Nessuno vuole più fare il lottatore di sumo
Dopo anni di scandali, nello sport nazionale giapponese cominciano a mancare i lottatori, mentre anche gli sponsor si tirano indietro
Ieri il Financial Times è tornato a parlare della crisi del sumo, lo sport nazionale giapponese. Secondo l’Associazione Giapponese del Sumo (JSA), quest’anno soltanto 56 apprendisti si sono iscritti all’associazione, il numero più basso del secolo. Troppo pochi per sostituire i 115 lottatori che hanno abbandonato le competizioni quest’anno.
Questa non è la prima crisi a colpire il mondo del sumo, ma è piuttosto il prodotto di tutti gli scandali che negli ultimi anni hanno colpito questo sport. Il primo fu nel 1996 e i protagonisti furono Onaruto Oyakata e Seiichiro Hashimoto. I due, lottatori professionisti, raccontarono in un libro il giro di scommesse illegali, il doping e i legami con la malavita che gravitavano intorno agli incontri dei principali tornei. Entrambi i lottatori morirono poco prima della pubblicazione del libro, dando allo scandalo una risonanza mondiale, anche se non furono mai trovate prove che si fosse trattato di omicidi.
Gli scandali si sono succeduti in maniera continua negli anni successivi. Nel 2010 per un giro di scommesse clandestine vennero indagati più di venti lottatori della prima serie. Nello stesso anno uno dei campioni più famosi fu costretto a dimettersi dopo che venne provato il suo coinvolgimento in una rissa tra ubriachi. L’anno dopo la JSA arrivò a sospendere uno dei tornei maggiori, dopo che l’ennesimo scandalo aveva coinvolto 13 lottatori.
Il crollo nel numero degli apprendisti, scrive FT, è una conseguenza anche di questi scandali e si accompagna a un declino altrettanto evidente delle sponsorizzazioni, degli spettatori e dell’audience televisiva. La finale del torneo autunnale, in cui le telecamere hanno mostrato gli spalti semivuoti, è stata poche settimane fa e ha avuto uno share del 18%, contro il 27% del 2009. McDonald’s, che per anni era stato il finanziatore ufficiale dei premi in denaro, da circa un anno ha deciso di non associare più la sua immagine a quella del sumo, tagliando completamente ogni finanziamento.

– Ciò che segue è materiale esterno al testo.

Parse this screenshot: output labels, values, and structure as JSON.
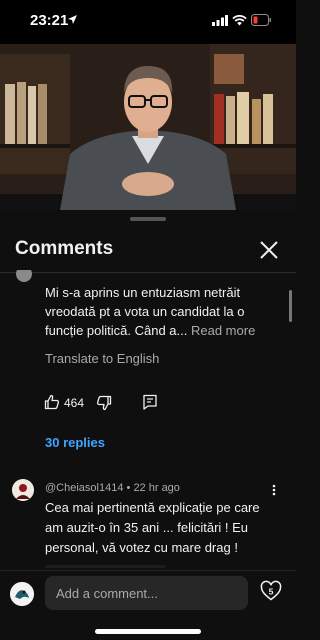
{
  "status_bar": {
    "time": "23:21"
  },
  "sheet": {
    "title": "Comments"
  },
  "comments": [
    {
      "text": "Mi s-a aprins un entuziasm netrăit vreodată pt a vota un candidat la o funcție politică. Când a...",
      "read_more": "Read more",
      "translate": "Translate to English",
      "likes": "464",
      "replies": "30 replies"
    },
    {
      "author": "@Cheiasol1414",
      "separator": "•",
      "time": "22 hr ago",
      "text": "Cea mai pertinentă explicație pe care am auzit-o în 35 ani ... felicitări ! Eu personal, vă votez cu mare drag !"
    }
  ],
  "composer": {
    "placeholder": "Add a comment...",
    "heart_count": "5"
  },
  "colors": {
    "accent": "#3ea6ff",
    "background": "#0f0f0f",
    "secondary_text": "#aaaaaa",
    "battery_low": "#ff3b30"
  }
}
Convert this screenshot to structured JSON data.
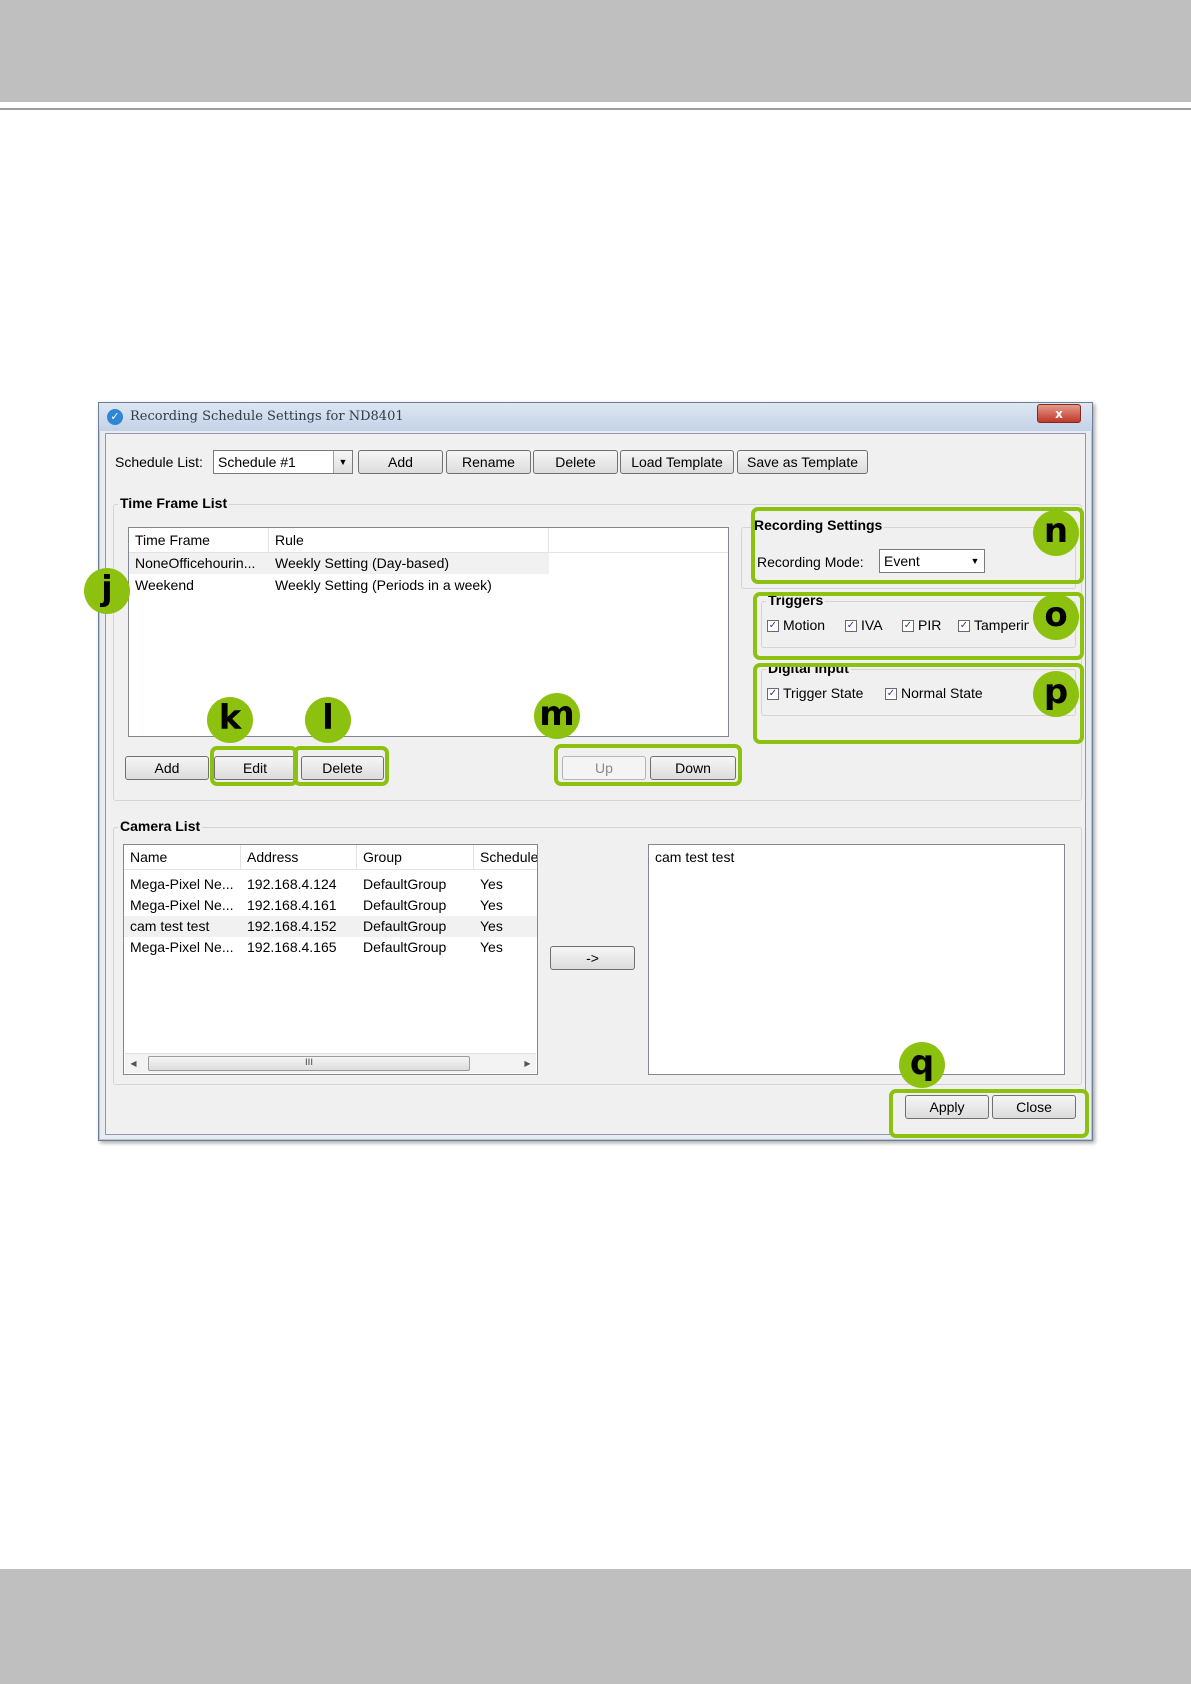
{
  "window": {
    "title": "Recording Schedule Settings for ND8401",
    "close_glyph": "x"
  },
  "schedule": {
    "label": "Schedule List:",
    "selected": "Schedule #1",
    "buttons": {
      "add": "Add",
      "rename": "Rename",
      "delete": "Delete",
      "load_template": "Load Template",
      "save_template": "Save as Template"
    }
  },
  "time_frame": {
    "title": "Time Frame List",
    "columns": [
      "Time Frame",
      "Rule"
    ],
    "rows": [
      {
        "time_frame": "NoneOfficehourin...",
        "rule": "Weekly Setting (Day-based)"
      },
      {
        "time_frame": "Weekend",
        "rule": "Weekly Setting (Periods in a week)"
      }
    ],
    "buttons": {
      "add": "Add",
      "edit": "Edit",
      "delete": "Delete",
      "up": "Up",
      "down": "Down"
    }
  },
  "recording_settings": {
    "title": "Recording Settings",
    "mode_label": "Recording Mode:",
    "mode_value": "Event"
  },
  "triggers": {
    "title": "Triggers",
    "items": [
      {
        "label": "Motion",
        "checked": true
      },
      {
        "label": "IVA",
        "checked": true
      },
      {
        "label": "PIR",
        "checked": true
      },
      {
        "label": "Tamperin",
        "checked": true
      }
    ]
  },
  "digital_input": {
    "title": "Digital Input",
    "items": [
      {
        "label": "Trigger State",
        "checked": true
      },
      {
        "label": "Normal State",
        "checked": true
      }
    ]
  },
  "camera_list": {
    "title": "Camera List",
    "columns": [
      "Name",
      "Address",
      "Group",
      "Schedule"
    ],
    "rows": [
      {
        "name": "Mega-Pixel Ne...",
        "address": "192.168.4.124",
        "group": "DefaultGroup",
        "schedule": "Yes"
      },
      {
        "name": "Mega-Pixel Ne...",
        "address": "192.168.4.161",
        "group": "DefaultGroup",
        "schedule": "Yes"
      },
      {
        "name": "cam test test",
        "address": "192.168.4.152",
        "group": "DefaultGroup",
        "schedule": "Yes"
      },
      {
        "name": "Mega-Pixel Ne...",
        "address": "192.168.4.165",
        "group": "DefaultGroup",
        "schedule": "Yes"
      }
    ],
    "scroll_thumb": "III",
    "transfer_button": "->",
    "selected_items": [
      "cam test test"
    ]
  },
  "footer": {
    "apply": "Apply",
    "close": "Close"
  },
  "callouts": {
    "j": "j",
    "k": "k",
    "l": "l",
    "m": "m",
    "n": "n",
    "o": "o",
    "p": "p",
    "q": "q"
  },
  "colors": {
    "callout_green": "#8cc20f",
    "band_gray": "#bfbfbf"
  }
}
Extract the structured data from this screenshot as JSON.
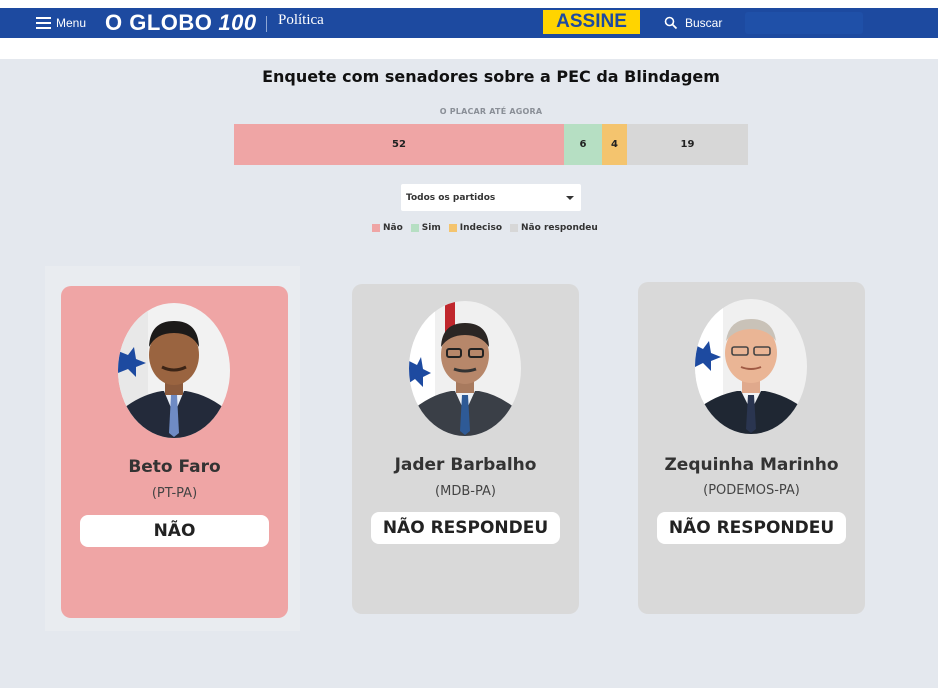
{
  "header": {
    "menu_label": "Menu",
    "logo_text": "O GLOBO",
    "logo_badge": "100",
    "section_label": "Política",
    "subscribe_label": "ASSINE",
    "search_label": "Buscar",
    "colors": {
      "bar": "#1d4aa0",
      "subscribe": "#ffd400"
    }
  },
  "poll": {
    "title": "Enquete com senadores sobre a PEC da Blindagem",
    "scoreboard_label": "O PLACAR ATÉ AGORA",
    "scoreboard": [
      {
        "key": "nao",
        "value": "52",
        "count": 52,
        "color": "#efa5a5"
      },
      {
        "key": "sim",
        "value": "6",
        "count": 6,
        "color": "#b6dfc3"
      },
      {
        "key": "indeciso",
        "value": "4",
        "count": 4,
        "color": "#f4c46e"
      },
      {
        "key": "nao_respondeu",
        "value": "19",
        "count": 19,
        "color": "#d7d7d7"
      }
    ],
    "party_filter": {
      "selected": "Todos os partidos"
    },
    "legend": [
      {
        "label": "Não",
        "color": "#efa5a5"
      },
      {
        "label": "Sim",
        "color": "#b6dfc3"
      },
      {
        "label": "Indeciso",
        "color": "#f4c46e"
      },
      {
        "label": "Não respondeu",
        "color": "#d7d7d7"
      }
    ]
  },
  "senators": [
    {
      "name": "Beto Faro",
      "party": "(PT-PA)",
      "vote": "NÃO",
      "card_color": "#efa5a5"
    },
    {
      "name": "Jader Barbalho",
      "party": "(MDB-PA)",
      "vote": "NÃO RESPONDEU",
      "card_color": "#d9d9d9"
    },
    {
      "name": "Zequinha Marinho",
      "party": "(PODEMOS-PA)",
      "vote": "NÃO RESPONDEU",
      "card_color": "#d9d9d9"
    }
  ]
}
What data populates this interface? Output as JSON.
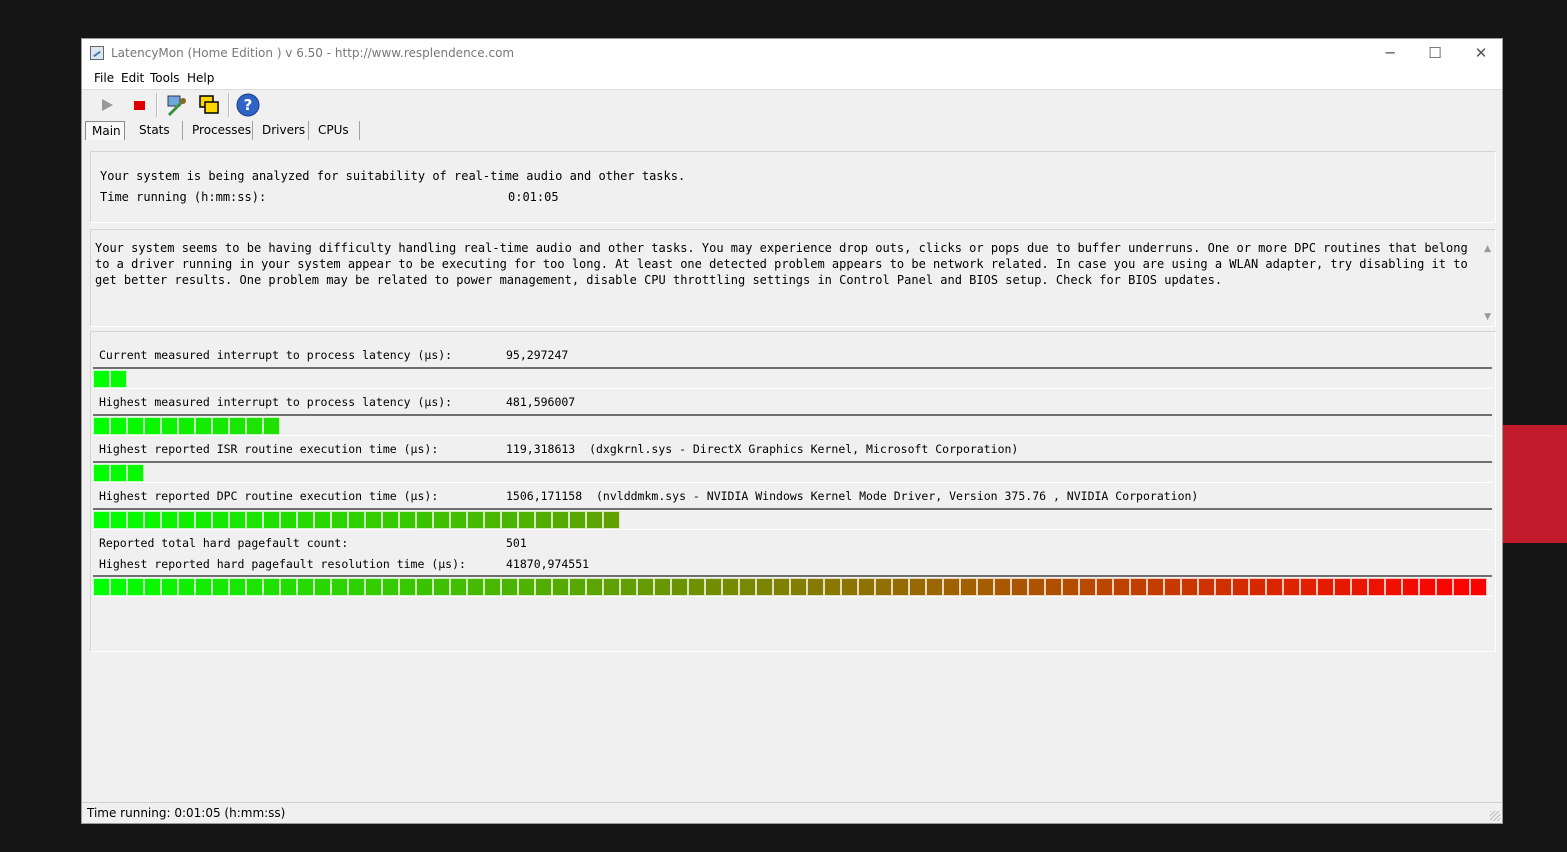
{
  "window": {
    "title": "LatencyMon  (Home Edition )  v 6.50 - http://www.resplendence.com",
    "minimize": "─",
    "maximize": "☐",
    "close": "✕"
  },
  "menu": [
    "File",
    "Edit",
    "Tools",
    "Help"
  ],
  "tabs": [
    "Main",
    "Stats",
    "Processes",
    "Drivers",
    "CPUs"
  ],
  "summary": {
    "status": "Your system is being analyzed for suitability of real-time audio and other tasks.",
    "time_label": "Time running (h:mm:ss):",
    "time_value": "0:01:05"
  },
  "advice": {
    "text": "Your system seems to be having difficulty handling real-time audio and other tasks. You may experience drop outs, clicks or pops due to buffer underruns. One or more DPC routines that belong to a driver running in your system appear to be executing for too long. At least one detected problem appears to be network related. In case you are using a WLAN adapter, try disabling it to get better results. One problem may be related to power management, disable CPU throttling settings in Control Panel and BIOS setup. Check for BIOS updates."
  },
  "metrics": [
    {
      "label": "Current measured interrupt to process latency (µs):",
      "value": "95,297247",
      "bar_fraction": 0.023
    },
    {
      "label": "Highest measured interrupt to process latency (µs):",
      "value": "481,596007",
      "bar_fraction": 0.133
    },
    {
      "label": "Highest reported ISR routine execution time (µs):",
      "value": "119,318613  (dxgkrnl.sys - DirectX Graphics Kernel, Microsoft Corporation)",
      "bar_fraction": 0.036
    },
    {
      "label": "Highest reported DPC routine execution time (µs):",
      "value": "1506,171158  (nvlddmkm.sys - NVIDIA Windows Kernel Mode Driver, Version 375.76 , NVIDIA Corporation)",
      "bar_fraction": 0.376
    },
    {
      "label": "Reported total hard pagefault count:",
      "value": "501"
    },
    {
      "label": "Highest reported hard pagefault resolution time (µs):",
      "value": "41870,974551",
      "bar_fraction": 1.0
    }
  ],
  "status_bar": "Time running: 0:01:05  (h:mm:ss)",
  "colors": {
    "bar_low": "#00ff00",
    "bar_mid": "#808000",
    "bar_high": "#ff0000",
    "desktop_accent": "#c21c2c"
  },
  "icons": [
    "play-icon",
    "stop-icon",
    "driver-tool-icon",
    "windows-icon",
    "help-icon"
  ]
}
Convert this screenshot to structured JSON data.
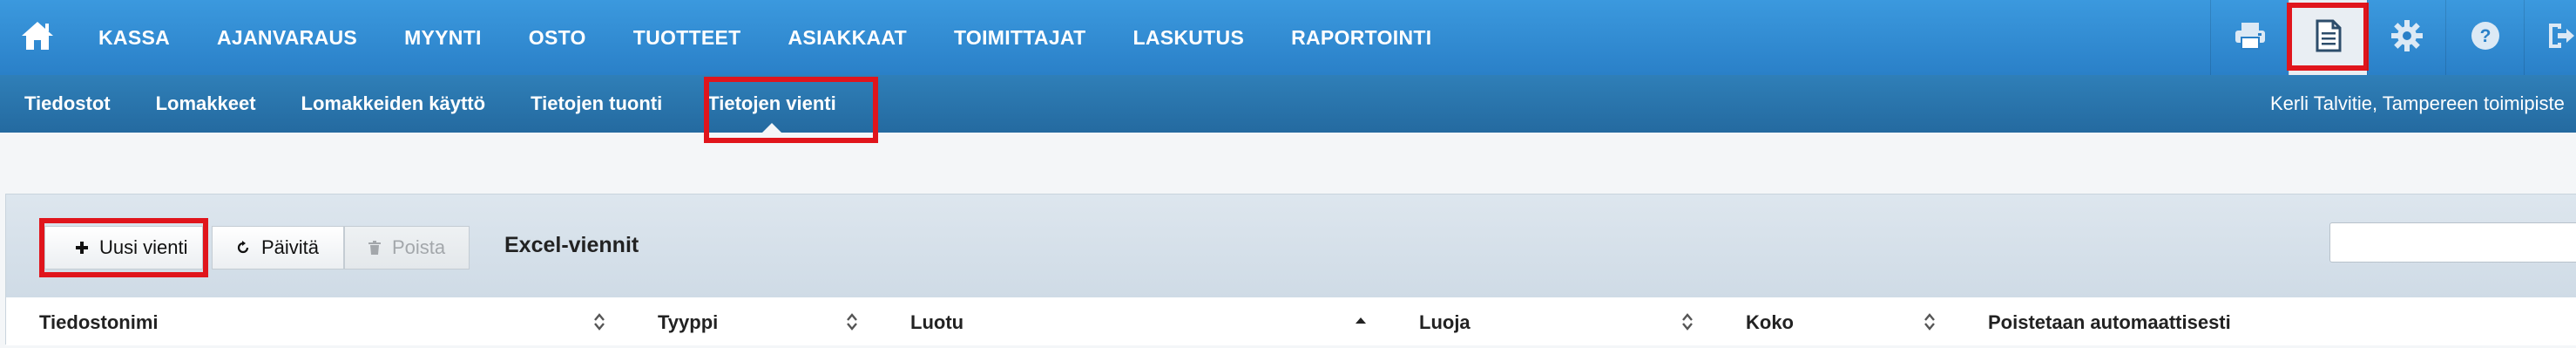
{
  "main_nav": [
    "KASSA",
    "AJANVARAUS",
    "MYYNTI",
    "OSTO",
    "TUOTTEET",
    "ASIAKKAAT",
    "TOIMITTAJAT",
    "LASKUTUS",
    "RAPORTOINTI"
  ],
  "tools": [
    "printer-icon",
    "document-icon",
    "gear-icon",
    "help-icon",
    "logout-icon"
  ],
  "sub_nav": [
    "Tiedostot",
    "Lomakkeet",
    "Lomakkeiden käyttö",
    "Tietojen tuonti",
    "Tietojen vienti"
  ],
  "sub_nav_active": "Tietojen vienti",
  "user_info": "Kerli Talvitie, Tampereen toimipiste",
  "toolbar": {
    "new_label": "Uusi vienti",
    "refresh_label": "Päivitä",
    "delete_label": "Poista"
  },
  "panel_title": "Excel-viennit",
  "search": {
    "value": "",
    "placeholder": ""
  },
  "table": {
    "columns": [
      "Tiedostonimi",
      "Tyyppi",
      "Luotu",
      "Luoja",
      "Koko",
      "Poistetaan automaattisesti"
    ],
    "sorted_column": "Luotu",
    "sort_direction": "ascending"
  },
  "colors": {
    "topbar": "#2f8bd3",
    "subbar": "#2a72aa",
    "highlight": "#e0151c",
    "panel_header": "#d6e0ea"
  }
}
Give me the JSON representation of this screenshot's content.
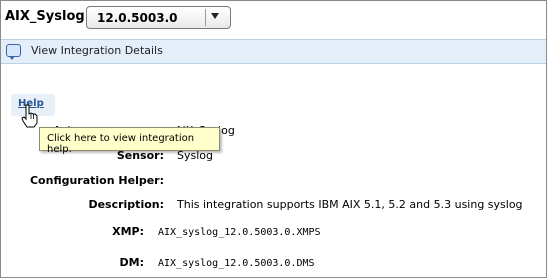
{
  "title": "AIX_Syslog",
  "version_select": {
    "value": "12.0.5003.0"
  },
  "header": {
    "label": "View Integration Details"
  },
  "help": {
    "label": "Help",
    "tooltip": "Click here to view integration help."
  },
  "details": {
    "obscured_label": "Integ",
    "obscured_value": "AIX_Syslog",
    "sensor_label": "Sensor:",
    "sensor_value": "Syslog",
    "config_label": "Configuration Helper:",
    "description_label": "Description:",
    "description_value": "This integration supports IBM AIX 5.1, 5.2 and 5.3 using syslog",
    "xmp_label": "XMP:",
    "xmp_value": "AIX_syslog_12.0.5003.0.XMPS",
    "dm_label": "DM:",
    "dm_value": "AIX_syslog_12.0.5003.0.DMS"
  }
}
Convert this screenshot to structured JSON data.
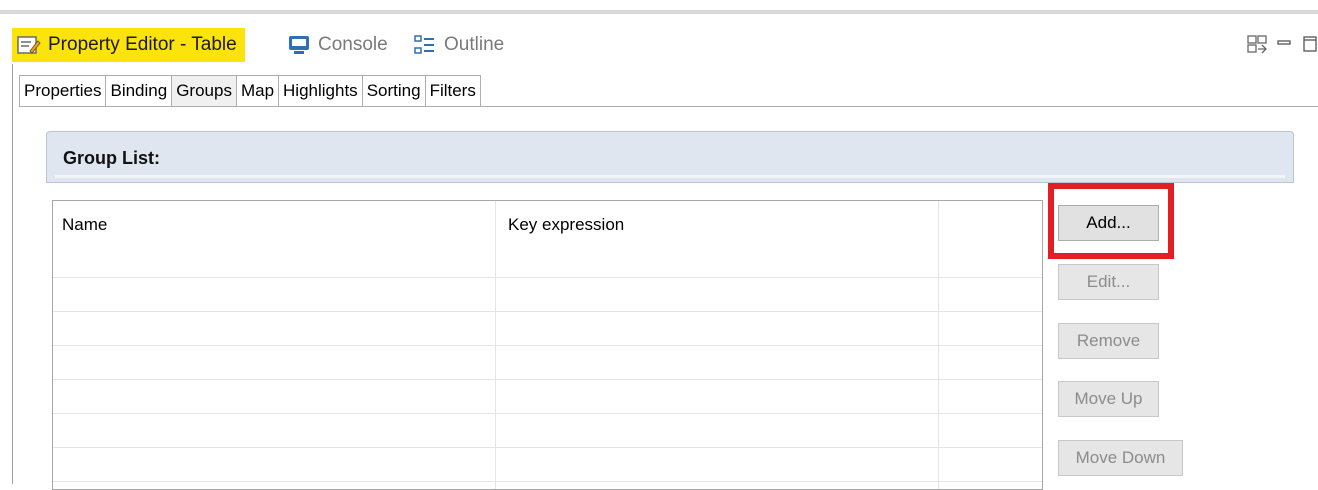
{
  "view_tabs": {
    "property_editor": "Property Editor - Table",
    "console": "Console",
    "outline": "Outline"
  },
  "icons": {
    "property_editor": "property-editor-icon",
    "console": "console-icon",
    "outline": "outline-icon",
    "view_menu": "view-menu-icon",
    "minimize": "minimize-icon",
    "maximize": "maximize-icon"
  },
  "colors": {
    "active_tab_highlight": "#fde30c",
    "annotation_box": "#e41e25",
    "section_header": "#dfe6ef"
  },
  "editor_tabs": [
    "Properties",
    "Binding",
    "Groups",
    "Map",
    "Highlights",
    "Sorting",
    "Filters"
  ],
  "active_editor_tab": "Groups",
  "section": {
    "title": "Group List:"
  },
  "table": {
    "columns": [
      "Name",
      "Key expression",
      ""
    ],
    "rows": []
  },
  "buttons": {
    "add": "Add...",
    "edit": "Edit...",
    "remove": "Remove",
    "move_up": "Move Up",
    "move_down": "Move Down"
  }
}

Questa crisi per i giapponesi ha un’importanza particolare perché il sumo non è soltanto uno sport: lo spettacolo della lotta si incrocia con significati religiosi, riminiscenze imperiali e spirito marziale. Questo intrecciarsi di significati è dimostrato dalla ritualità che scandisce non solo gli incontri, ma anche la vita dei lottatori, i cosidetti rikishi. La loro vita è regolata in una maniera simile a quella dei monaci: la JSA prevede che i rikishi, a secondo della loro posizione in classifica, abbiano introiti, frequentazioni, alimentazioni e tempo libero differente e regolamentato.